Monday, December 9, 2013

Levin slams GOP, Paul over jobless benefits

Congressman Sander Levin took to the national airwaves on MSNBC this afternoon to slam Republicans for practicing what he called inhumane politics by dragging their feet on an extension of unemployment benefits with just five House session days left this year.

In his live interview with Tamron Hall, the top Democrat on the House Ways and Means Committee said his GOP colleagues are giving jobless workers the "cold shoulder" by flirting with a Dec. 28 cutoff that would end federally funded unemployment checks for 1.3 million people.

Levin, a Royal Oak Democrat who represents most of Macomb County, was asked to comment on remarks made over the weekend by Republican Sen. Rand Paul of Kentucky. 
Paul said extending jobless benefits to unemployed workers does them a "disservice" because they become trapped in a mentality of government dependence. The senator also said that those who spend 99 weeks on unemployment insurance often find themselves unemployable after spending so much time on the economic sidelines.

Levin countered that Paul was making uninformed arguments because 99 weeks of coverage has not existed for two years.
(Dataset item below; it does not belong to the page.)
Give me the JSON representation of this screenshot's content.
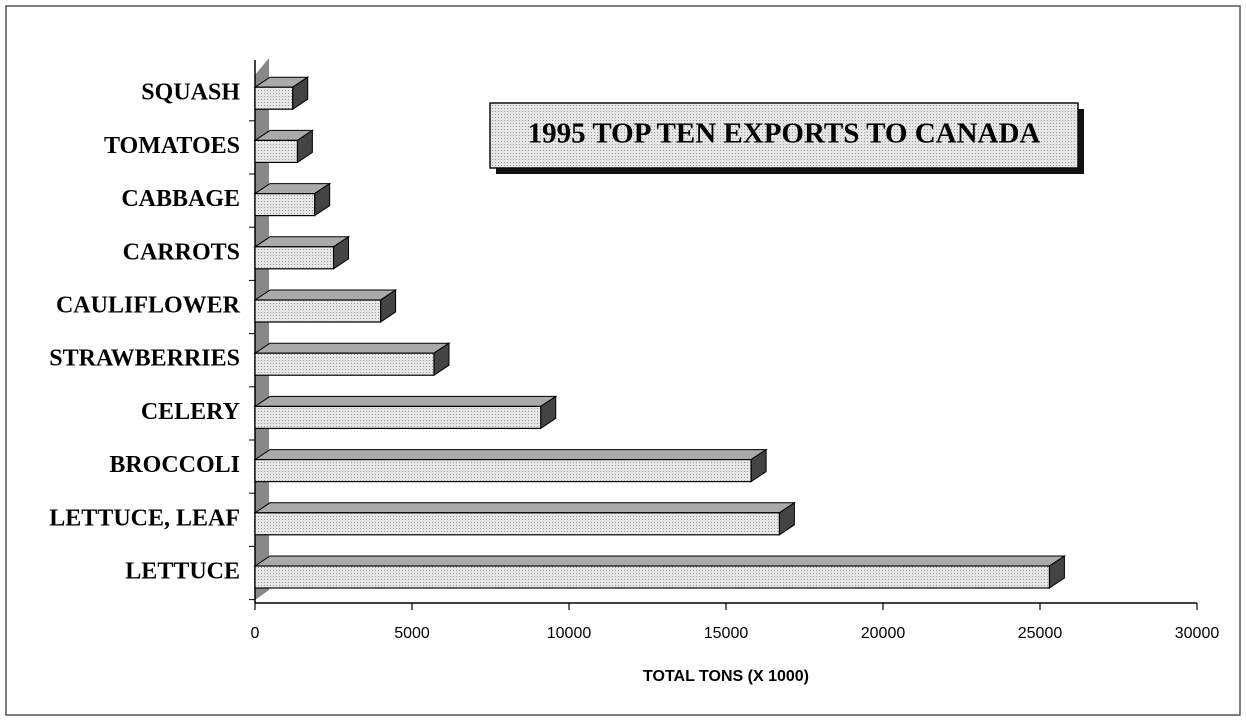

But the continued slow economic recovery has created an average stay on unemployment benefits of 54 weeks.
To suggest that 1.3 million people should be immediately chopped from the unemployment insurance rolls -- a number that could reach 3.6 million by the end of 2014 -- is "a disservice to humanity," the congressman said.
"I just can't believe that we're going to leave here in a few days and say to these people that they're going to get an empty box for Christmas."